Cependant, certaines absences sont « assimilées » à du temps de travail effectif pour l’acquisition des congés payés. Ainsi, selon la nature de l’absence, le salarié acquiert ou non des congés payés :
 
  • le salarié absent pour accident du travail, maladie professionnelle ou accident de trajet continue à acquérir des congés dans la limite d’un an.
  • La maternité n’interrompt pas du tout l’acquisition des congés payés
  • En revanche, en droit français, le salarié n’acquiert pas de congés payés durant un arrêt de travail pour maladie non professionnelle. Actuellement, le droit français n’est pas conforme aux dispositions européennes qui prévoient que même en cas de maladie non professionnelle, le salarié doit continuer à acquérir des congés : à suivre peut-être un changement de législation.

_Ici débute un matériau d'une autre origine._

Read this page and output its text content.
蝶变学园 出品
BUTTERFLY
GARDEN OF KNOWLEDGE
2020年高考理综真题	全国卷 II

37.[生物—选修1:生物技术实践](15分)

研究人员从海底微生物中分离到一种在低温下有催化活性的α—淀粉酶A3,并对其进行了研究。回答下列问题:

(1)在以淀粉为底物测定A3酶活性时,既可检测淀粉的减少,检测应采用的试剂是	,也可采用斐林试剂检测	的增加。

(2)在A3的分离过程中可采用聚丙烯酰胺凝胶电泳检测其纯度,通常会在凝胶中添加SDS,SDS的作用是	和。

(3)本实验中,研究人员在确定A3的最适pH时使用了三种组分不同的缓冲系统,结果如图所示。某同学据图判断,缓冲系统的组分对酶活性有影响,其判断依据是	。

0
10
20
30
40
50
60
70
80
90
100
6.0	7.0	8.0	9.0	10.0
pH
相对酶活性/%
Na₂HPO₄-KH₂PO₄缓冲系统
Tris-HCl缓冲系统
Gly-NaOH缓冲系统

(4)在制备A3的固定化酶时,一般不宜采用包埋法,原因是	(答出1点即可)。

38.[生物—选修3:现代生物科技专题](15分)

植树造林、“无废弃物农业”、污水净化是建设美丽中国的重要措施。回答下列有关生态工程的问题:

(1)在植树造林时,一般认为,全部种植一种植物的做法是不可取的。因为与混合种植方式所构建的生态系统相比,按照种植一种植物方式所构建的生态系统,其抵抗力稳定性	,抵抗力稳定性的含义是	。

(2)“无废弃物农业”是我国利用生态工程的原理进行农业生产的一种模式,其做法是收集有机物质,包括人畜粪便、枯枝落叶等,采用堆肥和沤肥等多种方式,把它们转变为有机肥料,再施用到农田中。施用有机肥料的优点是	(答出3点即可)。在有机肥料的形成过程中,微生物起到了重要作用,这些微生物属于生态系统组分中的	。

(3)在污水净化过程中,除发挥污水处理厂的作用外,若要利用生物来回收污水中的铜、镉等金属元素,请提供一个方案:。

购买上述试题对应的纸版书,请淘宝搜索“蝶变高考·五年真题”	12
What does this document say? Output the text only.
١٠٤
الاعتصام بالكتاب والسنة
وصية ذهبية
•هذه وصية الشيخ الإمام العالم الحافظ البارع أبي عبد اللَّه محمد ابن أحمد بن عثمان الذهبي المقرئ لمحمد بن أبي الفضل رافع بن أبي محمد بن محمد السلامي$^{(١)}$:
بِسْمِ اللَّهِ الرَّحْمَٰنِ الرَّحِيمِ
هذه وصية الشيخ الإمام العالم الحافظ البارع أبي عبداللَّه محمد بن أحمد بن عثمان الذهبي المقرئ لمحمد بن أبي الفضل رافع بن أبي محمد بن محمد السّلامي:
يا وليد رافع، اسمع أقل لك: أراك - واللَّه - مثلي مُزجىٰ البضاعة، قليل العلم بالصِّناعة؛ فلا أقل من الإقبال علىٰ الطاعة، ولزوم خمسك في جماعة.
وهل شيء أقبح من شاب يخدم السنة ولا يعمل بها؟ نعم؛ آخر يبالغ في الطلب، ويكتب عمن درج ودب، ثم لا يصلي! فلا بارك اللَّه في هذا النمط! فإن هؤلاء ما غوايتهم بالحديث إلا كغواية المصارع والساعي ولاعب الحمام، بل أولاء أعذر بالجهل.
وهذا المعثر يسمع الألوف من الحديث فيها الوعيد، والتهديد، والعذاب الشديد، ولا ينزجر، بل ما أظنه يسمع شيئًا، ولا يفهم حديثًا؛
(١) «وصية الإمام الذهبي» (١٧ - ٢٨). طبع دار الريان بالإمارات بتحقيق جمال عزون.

  • De même, le congé parental ne donne pas droit à l’acquisition des congés payés
 
 
Lorsque le salarié est concerné par une absence non « assimilée » à un temps de travail effectif (comme une maladie), il ne faut pas se contenter de bloquer son compteur de congés payés dès le premier jour d’absence.
 
En effet, le code du travail considère que : 1 mois de travail effectif = 4 semaines de travail effectif
 
Ainsi, en pratique, il suffit qu’un salarié totalise 48 semaines de travail effectif sur l’année pour avoir droit à ses 5 semaines de congés payés (12 mois X 4 semaines de travail effectif = 48 semaines).
 
Or, il y a 52 semaines dans une année. Cela signifie concrètement qu’une absence de 4 semaines maximum sera sans incidence sur les congés payés du salarié (52 semaines – 48 semaines).
 
  • Coïncidence entre congés payés et maladie
 
1/ Si le salarié tombe malade avant ses congés payés
 
La maladie prend le dessus sur les congés payés. Aussi, le salarié pourra bénéficier de ses congés postérieurement.
 
2/ Si le salarié tombe malade pendant ses congés payés
 
En droit français, le salarié qui tombe malade pendant ses congés reste en congés payés pour la période de congés initialement prévue. Ainsi, le nombre de jours de congés dont il n’a pu bénéficier en raison de sa maladie n’est pas reporté.
 
Attention : là encore, la France n’est actuellement pas en conformité avec l’Europe qui considère que les congés sont interrompus par la  maladie, dans la mesure où le salarié n’a pu se reposer. Nous ne sommes pas à l’abri dans ce cas également d’une nouvelle législation ou décision de la Cour de cassation.
 
  • Possibilité de report des congés payés non pris d’une période sur l’autre
 
Au 31 mai, le salarié qui n’a pas pu prendre l’intégralité de ses congés a le droit, dans certains cas, de conserver ses droits au moment du basculement du compteur.
 
Ainsi, les congés payés non pris seront reportés dans les cas suivants :
 
  • maladie non professionnelle
  • accident du travail, maladie professionnelle ou accident de trajet
  • maternité
 
Actuellement, le congé parental n’est pas concerné par ce report des congés en droit français, ce qui n’est pas conforme à la jurisprudence européenne. Une réforme est donc également susceptible d’être engagée.